Defined Benefits And Defined Contribution

Defined Benefits And Defined Contribution

These are two major ways in which retirement benefits are received. The nature of the benefits will also impact the way in which the planning process is conducted. The benefits at the time of retirement can come either through defined benefits or the route of defined contributions. Each method has its own characteristics and hence has to be understood and dealt with in their own manner.

It is necessary that one is clear about the various benefits and the heads they fall under because this will determine their features. Depending on the nature of these routes different kinds of amounts will be available for the individual and due to this the details of this area has to be carefully looked at.

The name of the plan suggests its main features. Defined benefit plans are those where the benefit provided to an individual after retirement is known. This means that the route for calculating the benefit is clearly defined at the starting point itself. Any person who becomes eligible for the benefit will be able to make the calculations and arrive at the figure.

These plans are beneficial because here the person knows the exact calculation based upon which the amount will be received. It is the duty of the employer to pay out the required sum at the appropriate time.
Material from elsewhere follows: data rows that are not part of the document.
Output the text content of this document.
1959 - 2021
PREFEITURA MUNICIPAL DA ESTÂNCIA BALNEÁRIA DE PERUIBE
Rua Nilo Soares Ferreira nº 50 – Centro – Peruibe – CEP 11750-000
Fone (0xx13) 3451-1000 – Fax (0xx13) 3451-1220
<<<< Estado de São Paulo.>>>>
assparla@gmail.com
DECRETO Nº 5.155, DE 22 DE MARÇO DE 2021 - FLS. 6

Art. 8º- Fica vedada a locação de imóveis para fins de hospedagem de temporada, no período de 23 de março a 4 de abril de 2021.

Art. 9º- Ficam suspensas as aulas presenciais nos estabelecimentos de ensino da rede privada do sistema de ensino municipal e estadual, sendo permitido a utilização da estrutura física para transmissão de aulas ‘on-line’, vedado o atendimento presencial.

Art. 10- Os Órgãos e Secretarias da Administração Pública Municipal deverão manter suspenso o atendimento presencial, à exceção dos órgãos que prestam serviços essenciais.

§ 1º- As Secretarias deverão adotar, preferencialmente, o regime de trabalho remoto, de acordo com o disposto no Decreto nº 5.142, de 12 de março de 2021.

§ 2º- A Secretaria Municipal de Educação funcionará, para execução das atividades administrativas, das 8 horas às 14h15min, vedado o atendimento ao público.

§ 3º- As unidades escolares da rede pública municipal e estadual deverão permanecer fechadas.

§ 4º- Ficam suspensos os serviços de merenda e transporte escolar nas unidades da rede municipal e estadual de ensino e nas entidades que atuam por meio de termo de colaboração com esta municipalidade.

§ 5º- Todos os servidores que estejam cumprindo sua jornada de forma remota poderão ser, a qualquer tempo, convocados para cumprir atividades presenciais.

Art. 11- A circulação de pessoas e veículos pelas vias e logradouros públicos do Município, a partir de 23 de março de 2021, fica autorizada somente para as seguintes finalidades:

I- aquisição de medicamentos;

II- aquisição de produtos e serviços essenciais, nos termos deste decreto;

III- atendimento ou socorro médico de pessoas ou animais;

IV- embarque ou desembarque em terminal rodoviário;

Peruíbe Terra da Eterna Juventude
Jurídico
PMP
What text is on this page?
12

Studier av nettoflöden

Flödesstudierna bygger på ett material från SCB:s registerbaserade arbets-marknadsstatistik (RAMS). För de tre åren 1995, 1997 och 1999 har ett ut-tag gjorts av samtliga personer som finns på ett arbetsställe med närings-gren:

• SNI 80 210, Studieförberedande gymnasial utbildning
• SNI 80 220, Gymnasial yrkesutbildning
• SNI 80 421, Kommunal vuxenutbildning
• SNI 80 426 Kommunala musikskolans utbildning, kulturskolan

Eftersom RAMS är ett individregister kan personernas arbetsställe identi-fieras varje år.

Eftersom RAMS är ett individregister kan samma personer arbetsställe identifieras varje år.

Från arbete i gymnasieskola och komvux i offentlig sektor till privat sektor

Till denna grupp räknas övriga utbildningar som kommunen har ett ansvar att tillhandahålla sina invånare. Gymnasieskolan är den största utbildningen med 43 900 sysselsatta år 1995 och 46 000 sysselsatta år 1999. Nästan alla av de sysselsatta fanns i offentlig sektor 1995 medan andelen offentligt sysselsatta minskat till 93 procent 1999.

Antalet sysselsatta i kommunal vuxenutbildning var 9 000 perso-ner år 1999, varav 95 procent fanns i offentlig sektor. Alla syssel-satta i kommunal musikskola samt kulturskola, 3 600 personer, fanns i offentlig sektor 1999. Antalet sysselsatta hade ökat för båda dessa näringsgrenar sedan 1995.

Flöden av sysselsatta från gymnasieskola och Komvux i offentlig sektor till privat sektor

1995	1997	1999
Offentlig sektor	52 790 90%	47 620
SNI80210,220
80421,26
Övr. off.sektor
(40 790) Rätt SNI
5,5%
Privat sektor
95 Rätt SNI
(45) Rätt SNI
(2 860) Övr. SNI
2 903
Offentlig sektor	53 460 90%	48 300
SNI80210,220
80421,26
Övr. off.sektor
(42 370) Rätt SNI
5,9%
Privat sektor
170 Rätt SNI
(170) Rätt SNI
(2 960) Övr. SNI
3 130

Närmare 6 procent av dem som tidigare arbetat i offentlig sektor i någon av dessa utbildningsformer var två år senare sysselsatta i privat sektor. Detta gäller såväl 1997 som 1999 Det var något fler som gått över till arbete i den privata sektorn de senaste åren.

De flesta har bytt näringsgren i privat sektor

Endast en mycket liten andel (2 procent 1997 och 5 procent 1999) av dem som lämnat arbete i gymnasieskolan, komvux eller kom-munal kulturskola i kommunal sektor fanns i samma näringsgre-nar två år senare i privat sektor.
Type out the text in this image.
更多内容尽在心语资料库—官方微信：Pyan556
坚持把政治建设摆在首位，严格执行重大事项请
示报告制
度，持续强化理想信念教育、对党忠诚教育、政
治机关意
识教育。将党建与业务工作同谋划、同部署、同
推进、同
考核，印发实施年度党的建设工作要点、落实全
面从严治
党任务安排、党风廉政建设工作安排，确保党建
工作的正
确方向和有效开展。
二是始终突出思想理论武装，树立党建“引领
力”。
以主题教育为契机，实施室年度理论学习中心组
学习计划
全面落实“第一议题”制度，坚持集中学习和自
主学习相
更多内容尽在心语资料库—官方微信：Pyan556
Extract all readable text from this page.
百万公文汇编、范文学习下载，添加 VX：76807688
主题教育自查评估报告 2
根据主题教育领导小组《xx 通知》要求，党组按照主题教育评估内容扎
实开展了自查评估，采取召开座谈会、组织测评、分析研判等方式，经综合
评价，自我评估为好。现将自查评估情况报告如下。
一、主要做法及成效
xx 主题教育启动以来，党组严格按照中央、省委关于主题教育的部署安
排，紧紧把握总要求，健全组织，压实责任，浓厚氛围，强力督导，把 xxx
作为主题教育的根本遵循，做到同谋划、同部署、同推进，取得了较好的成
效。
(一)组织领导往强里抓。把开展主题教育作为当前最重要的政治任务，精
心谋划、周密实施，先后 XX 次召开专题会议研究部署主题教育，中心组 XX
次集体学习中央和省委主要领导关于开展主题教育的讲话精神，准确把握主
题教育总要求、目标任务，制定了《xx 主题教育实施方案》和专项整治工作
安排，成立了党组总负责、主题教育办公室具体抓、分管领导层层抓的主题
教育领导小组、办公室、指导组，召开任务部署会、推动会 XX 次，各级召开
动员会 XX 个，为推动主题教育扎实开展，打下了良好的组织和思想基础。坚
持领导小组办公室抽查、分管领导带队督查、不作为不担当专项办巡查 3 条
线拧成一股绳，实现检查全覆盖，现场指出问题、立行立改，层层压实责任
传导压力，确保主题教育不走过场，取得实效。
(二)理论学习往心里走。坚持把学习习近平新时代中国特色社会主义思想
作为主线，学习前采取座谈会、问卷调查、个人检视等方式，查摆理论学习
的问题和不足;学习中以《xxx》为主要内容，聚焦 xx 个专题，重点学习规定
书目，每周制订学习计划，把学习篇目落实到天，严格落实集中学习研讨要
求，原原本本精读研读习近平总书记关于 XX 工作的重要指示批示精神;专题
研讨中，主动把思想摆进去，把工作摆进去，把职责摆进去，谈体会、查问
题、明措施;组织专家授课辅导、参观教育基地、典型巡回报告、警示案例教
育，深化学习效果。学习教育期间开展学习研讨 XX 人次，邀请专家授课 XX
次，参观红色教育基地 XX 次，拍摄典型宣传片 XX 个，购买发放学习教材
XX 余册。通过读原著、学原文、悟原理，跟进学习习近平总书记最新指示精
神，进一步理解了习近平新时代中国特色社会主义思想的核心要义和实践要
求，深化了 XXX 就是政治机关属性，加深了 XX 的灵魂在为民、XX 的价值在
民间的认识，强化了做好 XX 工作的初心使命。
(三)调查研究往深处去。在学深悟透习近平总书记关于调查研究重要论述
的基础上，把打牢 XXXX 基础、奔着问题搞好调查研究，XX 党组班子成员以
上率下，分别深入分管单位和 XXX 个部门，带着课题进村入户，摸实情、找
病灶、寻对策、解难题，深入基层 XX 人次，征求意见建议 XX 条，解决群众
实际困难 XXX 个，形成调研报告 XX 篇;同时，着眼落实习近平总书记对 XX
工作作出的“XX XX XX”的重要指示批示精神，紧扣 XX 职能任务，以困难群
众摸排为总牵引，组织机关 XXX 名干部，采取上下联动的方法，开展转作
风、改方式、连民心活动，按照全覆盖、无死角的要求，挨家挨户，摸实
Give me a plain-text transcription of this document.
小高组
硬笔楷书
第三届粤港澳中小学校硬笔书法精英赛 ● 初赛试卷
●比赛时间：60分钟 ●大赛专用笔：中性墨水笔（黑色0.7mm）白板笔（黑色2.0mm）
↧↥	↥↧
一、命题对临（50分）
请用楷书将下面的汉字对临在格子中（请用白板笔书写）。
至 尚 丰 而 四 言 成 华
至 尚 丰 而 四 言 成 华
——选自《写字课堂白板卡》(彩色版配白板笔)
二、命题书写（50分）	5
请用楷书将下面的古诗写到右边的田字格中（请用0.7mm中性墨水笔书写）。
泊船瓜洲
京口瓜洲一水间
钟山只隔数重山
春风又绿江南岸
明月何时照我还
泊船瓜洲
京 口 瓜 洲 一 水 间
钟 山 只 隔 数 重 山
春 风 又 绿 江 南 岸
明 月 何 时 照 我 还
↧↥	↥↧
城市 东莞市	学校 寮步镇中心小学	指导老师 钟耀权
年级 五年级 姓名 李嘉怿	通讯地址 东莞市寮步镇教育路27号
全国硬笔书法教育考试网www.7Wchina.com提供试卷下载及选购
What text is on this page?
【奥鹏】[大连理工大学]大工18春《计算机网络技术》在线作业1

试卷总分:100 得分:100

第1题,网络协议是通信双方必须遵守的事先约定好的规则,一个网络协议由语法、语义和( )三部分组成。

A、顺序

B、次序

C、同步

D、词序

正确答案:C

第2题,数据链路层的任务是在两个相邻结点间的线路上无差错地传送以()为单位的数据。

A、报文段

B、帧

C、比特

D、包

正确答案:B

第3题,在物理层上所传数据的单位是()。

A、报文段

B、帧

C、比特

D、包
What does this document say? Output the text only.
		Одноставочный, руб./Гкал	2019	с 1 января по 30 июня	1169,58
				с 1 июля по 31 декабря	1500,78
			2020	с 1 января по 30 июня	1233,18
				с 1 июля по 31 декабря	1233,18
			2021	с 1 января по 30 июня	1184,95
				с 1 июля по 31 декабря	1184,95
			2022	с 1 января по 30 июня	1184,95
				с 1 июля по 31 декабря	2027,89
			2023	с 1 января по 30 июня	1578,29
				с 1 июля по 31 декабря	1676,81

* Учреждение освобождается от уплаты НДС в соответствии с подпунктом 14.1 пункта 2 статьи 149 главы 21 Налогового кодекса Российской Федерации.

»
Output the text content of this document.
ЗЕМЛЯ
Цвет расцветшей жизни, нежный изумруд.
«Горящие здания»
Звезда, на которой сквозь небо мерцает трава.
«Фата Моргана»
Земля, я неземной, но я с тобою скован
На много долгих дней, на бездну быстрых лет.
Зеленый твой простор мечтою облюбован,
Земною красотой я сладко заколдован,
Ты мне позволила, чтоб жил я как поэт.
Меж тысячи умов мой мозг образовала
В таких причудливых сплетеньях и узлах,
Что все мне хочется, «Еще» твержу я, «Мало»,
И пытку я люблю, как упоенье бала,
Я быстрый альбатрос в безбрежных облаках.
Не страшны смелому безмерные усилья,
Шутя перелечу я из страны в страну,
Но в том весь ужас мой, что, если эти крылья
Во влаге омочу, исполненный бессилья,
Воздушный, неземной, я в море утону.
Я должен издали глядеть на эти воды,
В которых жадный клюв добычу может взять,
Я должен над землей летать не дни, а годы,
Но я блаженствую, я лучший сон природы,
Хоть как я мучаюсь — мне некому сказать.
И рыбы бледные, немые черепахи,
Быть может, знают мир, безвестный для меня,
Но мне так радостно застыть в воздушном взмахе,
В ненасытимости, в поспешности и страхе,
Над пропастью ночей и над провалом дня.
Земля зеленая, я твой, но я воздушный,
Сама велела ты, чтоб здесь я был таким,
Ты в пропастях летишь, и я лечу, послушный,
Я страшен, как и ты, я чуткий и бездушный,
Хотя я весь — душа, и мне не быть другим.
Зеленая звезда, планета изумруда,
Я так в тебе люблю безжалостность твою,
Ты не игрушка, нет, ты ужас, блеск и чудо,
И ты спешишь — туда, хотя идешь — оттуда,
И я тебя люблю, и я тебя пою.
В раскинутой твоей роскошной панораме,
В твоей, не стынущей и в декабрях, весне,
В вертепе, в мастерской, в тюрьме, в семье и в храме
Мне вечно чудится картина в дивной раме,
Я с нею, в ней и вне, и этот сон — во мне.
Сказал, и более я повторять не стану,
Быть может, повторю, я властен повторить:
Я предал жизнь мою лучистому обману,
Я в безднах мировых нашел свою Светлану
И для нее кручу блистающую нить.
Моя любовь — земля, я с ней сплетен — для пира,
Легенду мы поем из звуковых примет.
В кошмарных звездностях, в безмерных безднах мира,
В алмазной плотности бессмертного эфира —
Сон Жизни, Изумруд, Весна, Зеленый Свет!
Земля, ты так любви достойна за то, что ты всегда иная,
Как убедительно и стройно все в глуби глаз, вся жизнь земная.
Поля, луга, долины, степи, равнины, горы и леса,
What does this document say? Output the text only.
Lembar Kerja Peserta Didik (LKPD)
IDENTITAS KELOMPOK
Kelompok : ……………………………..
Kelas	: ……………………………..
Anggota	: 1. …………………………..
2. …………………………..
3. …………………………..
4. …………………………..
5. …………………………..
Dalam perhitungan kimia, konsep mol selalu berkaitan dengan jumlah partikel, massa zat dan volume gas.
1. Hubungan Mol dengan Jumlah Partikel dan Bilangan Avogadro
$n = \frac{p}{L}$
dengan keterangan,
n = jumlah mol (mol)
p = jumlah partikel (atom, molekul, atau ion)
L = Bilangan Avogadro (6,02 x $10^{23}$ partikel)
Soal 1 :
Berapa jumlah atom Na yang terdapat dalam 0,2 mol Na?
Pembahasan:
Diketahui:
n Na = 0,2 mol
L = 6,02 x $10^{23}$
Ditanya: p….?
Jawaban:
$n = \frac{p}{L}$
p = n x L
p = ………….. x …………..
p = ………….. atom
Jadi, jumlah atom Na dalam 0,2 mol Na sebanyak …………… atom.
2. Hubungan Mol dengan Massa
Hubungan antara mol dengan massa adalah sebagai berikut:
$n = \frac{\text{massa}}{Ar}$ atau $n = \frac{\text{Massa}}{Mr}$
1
The onus thus shifts from the receiver to the provider of the benefit. Employees thus would prefer to invest in such plans because they provide them assurance about the amount that they will be receiving at the time of retirement.

Defined contribution is another method in implementation in this area. The features of this route are different from what the defined benefit method seeks to give. This method is finding increasing acceptance across the world by various companies as well as governments.